6. Outline a diagnostic strategy. Review the one presented in the reference article. Do

    you agree with their sequential approach?

    Clearly CXR is now indicated. As long as the CXR is normal, this article recommends

    sequential two-week trials of treatment for the three common causes of chronic cough.

    Assuming that she can demonstrate adequate meter dose inhaler technique, you have

    already completed a trial of asthma treatment. This algorithm differs from some others

    in that the response to therapeutic interventions is accepted as diagnostic of the

    underlying disorder. For example, an alternative approach might be to test for asthma

    using PFTs (even methacholine challenge), to test for GERD using 24-hour pH probe,

    and to refer for ENT evaluation. The other main difference from other articles is the lack

    of empiric course of antibiotics (usually azithro/doxy/erythro) early in the algorithm to

    treat tracheobronchitis. This approach seems to be endorsed by the American College of

    Chest Physicians. Make sure to point out the necessity for CXR in this algorithm. Other

    causes of cough such as sarcoid, pneumonia, TB, interstitial lung disease, mesothelioma,

    and lung cancer need to be excluded as they are not that rare. Also, point out that this

    algorithm is for immunocompetent patients only.

7. How would you proceed in order to complete the visit?

    a. Testing?

    Chest X-ray

    b. Prescriptions?

    You can try nasal steroids for post-nasal drip if there is evidence on exam

    (cobblestone posterior pharynx or throat clearing). Note that the drip may be

    clinically “silent”. Could also try PPI for GERD. The GERD can be causing a

    cough or frank asthma without typical heartburn symptoms. According to the

    article one should prescribe a two-week trial of each to determine which works.

    CASE ONE CONTINUED:

    She returns five months later for an annual physical.

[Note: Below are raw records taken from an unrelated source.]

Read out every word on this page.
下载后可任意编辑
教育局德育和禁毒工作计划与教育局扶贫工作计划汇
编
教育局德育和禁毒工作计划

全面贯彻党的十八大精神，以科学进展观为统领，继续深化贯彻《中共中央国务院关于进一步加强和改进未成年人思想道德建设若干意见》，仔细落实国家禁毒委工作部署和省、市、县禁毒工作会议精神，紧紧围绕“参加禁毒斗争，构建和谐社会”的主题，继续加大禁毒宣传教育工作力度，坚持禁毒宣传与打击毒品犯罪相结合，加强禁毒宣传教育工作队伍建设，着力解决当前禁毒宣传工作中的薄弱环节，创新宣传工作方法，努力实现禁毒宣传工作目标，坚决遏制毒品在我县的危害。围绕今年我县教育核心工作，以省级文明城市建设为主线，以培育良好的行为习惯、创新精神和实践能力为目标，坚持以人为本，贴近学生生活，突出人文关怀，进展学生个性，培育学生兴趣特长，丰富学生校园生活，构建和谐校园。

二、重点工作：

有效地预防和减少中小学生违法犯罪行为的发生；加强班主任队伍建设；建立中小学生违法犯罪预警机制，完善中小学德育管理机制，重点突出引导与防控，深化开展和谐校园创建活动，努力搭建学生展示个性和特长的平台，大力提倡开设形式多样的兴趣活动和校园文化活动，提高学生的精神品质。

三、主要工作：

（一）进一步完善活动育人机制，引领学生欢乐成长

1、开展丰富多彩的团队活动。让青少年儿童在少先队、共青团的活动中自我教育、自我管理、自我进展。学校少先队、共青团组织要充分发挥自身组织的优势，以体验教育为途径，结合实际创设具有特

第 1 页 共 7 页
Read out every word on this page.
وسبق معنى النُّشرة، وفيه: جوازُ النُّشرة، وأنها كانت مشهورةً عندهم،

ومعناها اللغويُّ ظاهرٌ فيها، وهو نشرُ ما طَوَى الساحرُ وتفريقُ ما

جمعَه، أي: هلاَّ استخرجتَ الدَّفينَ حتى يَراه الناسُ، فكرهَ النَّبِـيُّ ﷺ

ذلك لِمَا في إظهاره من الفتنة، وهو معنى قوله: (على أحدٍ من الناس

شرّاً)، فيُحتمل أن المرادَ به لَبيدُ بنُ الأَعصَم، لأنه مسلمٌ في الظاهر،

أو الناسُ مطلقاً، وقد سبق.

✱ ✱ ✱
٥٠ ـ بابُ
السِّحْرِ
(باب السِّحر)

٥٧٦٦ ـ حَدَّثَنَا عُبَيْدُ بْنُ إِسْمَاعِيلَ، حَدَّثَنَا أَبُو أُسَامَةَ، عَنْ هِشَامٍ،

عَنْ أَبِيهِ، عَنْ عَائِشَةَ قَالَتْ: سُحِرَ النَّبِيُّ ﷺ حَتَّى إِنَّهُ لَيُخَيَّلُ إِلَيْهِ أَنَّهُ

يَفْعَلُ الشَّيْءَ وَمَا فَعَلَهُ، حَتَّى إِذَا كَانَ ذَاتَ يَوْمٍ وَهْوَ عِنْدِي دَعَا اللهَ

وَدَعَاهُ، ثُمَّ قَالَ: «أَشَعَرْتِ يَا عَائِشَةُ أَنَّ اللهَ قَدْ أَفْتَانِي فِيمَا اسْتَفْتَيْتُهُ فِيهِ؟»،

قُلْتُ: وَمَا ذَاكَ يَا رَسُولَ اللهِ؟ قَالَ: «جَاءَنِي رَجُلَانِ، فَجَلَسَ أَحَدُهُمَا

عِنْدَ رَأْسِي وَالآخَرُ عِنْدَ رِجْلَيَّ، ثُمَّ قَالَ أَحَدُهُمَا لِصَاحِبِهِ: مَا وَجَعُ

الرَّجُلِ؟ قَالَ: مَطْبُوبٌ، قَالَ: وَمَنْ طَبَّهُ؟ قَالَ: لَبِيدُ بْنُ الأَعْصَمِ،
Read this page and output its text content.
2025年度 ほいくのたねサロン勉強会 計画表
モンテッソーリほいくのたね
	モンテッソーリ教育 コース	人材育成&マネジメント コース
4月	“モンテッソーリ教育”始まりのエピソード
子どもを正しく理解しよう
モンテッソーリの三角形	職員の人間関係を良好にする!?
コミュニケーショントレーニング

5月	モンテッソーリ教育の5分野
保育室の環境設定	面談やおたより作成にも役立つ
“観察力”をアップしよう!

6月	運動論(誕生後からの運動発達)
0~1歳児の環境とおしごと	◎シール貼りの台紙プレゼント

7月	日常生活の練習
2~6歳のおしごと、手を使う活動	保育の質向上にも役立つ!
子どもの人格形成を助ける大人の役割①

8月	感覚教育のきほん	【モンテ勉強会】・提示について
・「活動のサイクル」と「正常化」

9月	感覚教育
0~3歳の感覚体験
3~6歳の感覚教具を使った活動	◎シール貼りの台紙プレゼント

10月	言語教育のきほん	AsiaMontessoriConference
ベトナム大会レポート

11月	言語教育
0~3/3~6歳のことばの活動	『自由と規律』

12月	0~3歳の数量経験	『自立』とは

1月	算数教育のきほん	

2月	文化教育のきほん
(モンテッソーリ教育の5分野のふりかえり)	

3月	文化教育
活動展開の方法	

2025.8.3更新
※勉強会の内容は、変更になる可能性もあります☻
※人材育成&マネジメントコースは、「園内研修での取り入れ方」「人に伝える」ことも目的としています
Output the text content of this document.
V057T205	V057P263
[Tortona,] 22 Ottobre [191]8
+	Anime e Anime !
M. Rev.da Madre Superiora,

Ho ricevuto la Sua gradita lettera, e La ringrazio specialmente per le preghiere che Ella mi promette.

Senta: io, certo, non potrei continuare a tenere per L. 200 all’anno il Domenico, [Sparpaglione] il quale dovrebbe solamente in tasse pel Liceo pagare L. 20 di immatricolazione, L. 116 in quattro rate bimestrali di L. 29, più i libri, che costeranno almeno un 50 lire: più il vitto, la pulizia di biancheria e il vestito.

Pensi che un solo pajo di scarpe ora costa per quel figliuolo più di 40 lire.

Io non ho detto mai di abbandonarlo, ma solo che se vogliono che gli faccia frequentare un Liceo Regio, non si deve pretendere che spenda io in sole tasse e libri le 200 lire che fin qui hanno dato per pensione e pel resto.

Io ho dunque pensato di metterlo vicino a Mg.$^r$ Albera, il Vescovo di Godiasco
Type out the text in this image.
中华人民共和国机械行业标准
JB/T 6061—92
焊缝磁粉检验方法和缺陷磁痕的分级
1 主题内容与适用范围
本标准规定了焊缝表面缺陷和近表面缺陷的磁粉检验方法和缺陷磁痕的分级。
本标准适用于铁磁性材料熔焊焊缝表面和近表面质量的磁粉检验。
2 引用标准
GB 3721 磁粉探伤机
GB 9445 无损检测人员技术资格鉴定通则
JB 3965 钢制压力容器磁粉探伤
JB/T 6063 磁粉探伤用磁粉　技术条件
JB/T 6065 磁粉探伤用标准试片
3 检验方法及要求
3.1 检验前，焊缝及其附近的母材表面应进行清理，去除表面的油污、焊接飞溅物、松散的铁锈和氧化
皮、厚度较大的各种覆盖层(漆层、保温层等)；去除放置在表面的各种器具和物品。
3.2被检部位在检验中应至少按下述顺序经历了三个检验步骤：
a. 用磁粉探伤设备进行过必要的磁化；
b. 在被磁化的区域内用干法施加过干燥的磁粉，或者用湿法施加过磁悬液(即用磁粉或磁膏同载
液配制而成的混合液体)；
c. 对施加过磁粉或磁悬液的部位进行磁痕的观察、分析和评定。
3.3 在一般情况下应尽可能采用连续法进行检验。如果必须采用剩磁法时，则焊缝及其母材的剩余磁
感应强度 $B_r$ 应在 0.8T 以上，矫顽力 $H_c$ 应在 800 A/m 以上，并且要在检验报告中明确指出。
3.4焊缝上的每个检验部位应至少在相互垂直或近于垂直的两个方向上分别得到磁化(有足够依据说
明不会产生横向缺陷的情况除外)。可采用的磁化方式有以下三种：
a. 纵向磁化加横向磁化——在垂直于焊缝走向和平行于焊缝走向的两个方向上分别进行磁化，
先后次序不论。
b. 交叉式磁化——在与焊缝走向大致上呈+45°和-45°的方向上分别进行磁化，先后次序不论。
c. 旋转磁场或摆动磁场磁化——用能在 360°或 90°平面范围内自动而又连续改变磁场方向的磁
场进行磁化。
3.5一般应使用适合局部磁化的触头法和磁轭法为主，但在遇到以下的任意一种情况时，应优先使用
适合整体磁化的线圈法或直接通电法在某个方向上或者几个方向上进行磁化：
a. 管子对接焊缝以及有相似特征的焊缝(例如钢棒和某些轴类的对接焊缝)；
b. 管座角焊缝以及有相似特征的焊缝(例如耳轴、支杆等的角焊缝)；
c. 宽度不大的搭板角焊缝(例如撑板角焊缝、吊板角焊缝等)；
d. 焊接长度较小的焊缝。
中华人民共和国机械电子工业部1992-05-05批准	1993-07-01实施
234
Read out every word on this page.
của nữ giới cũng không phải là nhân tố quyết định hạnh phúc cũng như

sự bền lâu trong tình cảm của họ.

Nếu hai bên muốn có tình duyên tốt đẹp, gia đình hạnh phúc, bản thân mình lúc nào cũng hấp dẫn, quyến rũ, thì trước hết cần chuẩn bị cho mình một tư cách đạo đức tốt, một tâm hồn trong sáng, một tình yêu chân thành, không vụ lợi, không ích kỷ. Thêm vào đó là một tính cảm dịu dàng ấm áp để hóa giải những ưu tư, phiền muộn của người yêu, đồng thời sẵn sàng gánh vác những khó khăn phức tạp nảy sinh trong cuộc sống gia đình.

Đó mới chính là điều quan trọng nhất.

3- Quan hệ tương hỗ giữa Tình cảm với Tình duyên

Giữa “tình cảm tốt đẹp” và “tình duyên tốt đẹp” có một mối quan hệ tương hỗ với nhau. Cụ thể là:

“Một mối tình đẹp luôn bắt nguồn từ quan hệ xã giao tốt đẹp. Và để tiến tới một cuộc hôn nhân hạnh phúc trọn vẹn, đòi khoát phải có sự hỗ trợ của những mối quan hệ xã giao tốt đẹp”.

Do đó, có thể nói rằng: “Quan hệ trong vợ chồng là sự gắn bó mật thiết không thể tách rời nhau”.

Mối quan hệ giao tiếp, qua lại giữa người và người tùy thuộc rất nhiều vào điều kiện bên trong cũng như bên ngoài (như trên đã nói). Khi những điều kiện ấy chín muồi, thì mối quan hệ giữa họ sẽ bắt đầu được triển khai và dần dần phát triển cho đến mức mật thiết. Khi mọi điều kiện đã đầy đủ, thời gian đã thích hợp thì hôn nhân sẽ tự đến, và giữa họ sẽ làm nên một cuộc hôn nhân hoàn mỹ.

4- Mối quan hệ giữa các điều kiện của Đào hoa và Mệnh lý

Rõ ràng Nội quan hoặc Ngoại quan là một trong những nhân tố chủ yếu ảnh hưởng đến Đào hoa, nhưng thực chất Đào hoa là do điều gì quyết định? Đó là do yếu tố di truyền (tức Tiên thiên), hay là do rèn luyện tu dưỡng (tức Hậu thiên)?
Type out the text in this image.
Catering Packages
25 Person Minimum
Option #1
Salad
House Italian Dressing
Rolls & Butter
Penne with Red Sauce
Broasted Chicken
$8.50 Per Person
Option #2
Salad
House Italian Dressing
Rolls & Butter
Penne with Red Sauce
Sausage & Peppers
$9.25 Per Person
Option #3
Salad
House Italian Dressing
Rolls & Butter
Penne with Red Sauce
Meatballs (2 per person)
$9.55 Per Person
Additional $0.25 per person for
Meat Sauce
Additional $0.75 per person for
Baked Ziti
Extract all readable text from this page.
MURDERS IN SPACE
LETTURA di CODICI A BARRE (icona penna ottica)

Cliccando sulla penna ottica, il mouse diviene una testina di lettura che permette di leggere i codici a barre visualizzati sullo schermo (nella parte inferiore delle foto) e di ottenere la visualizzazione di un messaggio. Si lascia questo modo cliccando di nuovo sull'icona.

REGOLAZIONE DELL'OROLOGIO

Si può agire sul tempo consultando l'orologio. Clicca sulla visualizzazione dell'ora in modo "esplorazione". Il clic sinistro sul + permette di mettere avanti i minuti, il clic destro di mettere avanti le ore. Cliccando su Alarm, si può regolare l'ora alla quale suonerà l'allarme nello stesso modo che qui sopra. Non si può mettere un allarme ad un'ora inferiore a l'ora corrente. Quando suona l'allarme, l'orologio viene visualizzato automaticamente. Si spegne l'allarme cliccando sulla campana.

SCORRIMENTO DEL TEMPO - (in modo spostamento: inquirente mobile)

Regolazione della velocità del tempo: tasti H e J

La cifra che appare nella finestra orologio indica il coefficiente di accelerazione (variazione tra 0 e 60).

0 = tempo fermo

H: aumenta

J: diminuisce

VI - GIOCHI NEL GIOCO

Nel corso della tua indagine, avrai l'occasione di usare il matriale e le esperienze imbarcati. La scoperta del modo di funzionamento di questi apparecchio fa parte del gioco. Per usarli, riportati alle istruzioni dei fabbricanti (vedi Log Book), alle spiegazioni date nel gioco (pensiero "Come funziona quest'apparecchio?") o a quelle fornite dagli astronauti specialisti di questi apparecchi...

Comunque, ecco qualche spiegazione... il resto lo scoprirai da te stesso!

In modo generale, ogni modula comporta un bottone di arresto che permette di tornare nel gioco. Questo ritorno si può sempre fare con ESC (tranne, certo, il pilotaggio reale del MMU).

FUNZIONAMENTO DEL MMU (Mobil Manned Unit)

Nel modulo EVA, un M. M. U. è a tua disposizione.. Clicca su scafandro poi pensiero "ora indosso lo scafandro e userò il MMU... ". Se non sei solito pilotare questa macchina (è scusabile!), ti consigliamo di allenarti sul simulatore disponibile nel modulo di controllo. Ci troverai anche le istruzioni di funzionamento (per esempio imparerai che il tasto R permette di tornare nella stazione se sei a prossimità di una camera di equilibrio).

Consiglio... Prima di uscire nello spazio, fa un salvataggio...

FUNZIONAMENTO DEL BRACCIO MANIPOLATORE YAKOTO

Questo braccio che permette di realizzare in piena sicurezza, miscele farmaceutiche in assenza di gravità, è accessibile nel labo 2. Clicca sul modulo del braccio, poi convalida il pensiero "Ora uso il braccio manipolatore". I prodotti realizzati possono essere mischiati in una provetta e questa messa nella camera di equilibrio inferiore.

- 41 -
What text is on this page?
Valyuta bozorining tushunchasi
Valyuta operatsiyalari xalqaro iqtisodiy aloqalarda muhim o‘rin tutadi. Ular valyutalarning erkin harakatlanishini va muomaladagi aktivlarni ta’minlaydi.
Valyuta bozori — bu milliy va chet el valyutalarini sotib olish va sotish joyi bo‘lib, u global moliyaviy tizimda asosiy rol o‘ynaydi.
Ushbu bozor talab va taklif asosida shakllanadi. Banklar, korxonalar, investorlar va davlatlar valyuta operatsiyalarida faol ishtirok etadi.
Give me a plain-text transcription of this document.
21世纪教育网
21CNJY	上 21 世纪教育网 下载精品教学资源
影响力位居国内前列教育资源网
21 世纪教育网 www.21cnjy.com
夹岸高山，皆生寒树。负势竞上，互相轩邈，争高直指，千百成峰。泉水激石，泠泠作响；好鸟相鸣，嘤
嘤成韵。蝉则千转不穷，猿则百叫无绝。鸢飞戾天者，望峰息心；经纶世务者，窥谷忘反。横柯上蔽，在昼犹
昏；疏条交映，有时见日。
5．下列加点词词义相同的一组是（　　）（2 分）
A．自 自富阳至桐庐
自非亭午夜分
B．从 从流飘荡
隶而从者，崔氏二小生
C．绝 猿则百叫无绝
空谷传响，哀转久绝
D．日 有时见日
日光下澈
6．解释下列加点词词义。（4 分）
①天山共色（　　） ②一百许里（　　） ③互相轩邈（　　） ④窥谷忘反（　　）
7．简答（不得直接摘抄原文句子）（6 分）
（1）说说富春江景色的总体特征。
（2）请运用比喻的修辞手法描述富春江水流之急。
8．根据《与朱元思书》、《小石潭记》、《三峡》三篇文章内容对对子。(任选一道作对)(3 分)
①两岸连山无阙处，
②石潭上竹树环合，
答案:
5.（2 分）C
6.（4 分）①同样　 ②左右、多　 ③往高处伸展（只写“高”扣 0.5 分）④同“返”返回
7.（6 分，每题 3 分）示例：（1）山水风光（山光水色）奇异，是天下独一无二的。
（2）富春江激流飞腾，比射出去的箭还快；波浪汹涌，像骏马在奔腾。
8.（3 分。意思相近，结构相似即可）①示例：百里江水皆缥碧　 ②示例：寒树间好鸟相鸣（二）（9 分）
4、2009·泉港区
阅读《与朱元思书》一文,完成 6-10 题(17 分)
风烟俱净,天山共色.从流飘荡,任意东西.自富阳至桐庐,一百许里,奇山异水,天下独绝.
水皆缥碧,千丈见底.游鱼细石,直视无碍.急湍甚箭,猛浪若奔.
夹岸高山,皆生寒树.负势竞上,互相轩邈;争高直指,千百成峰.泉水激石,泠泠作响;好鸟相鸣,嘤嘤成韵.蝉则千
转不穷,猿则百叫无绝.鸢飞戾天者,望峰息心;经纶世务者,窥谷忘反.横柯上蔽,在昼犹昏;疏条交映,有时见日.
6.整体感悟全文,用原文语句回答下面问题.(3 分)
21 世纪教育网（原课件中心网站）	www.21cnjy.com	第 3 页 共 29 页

She has no new medical concerns,

    but is most interested in discussing bone density, mammography, and immunizations

    today. When you inquire about her cough she replies “Oh yes, the cough. I had almost

    forgotten—it’s gone.” She is no longer taking any prescribed medications.

8. Would you recommend restarting medications at this point?

    NO!

9. If she hadn’t stopped them on her own, would you have advised her to discontinue

    medications now that her cough has been resolved for four months?

     Yesan irritated airway can heal.

    References:

1. Holmes R.L. and Fadden C.T. Evaluation of the patient with chronic cough. American

    Family Physician. 2004; 69(9):2159-2166.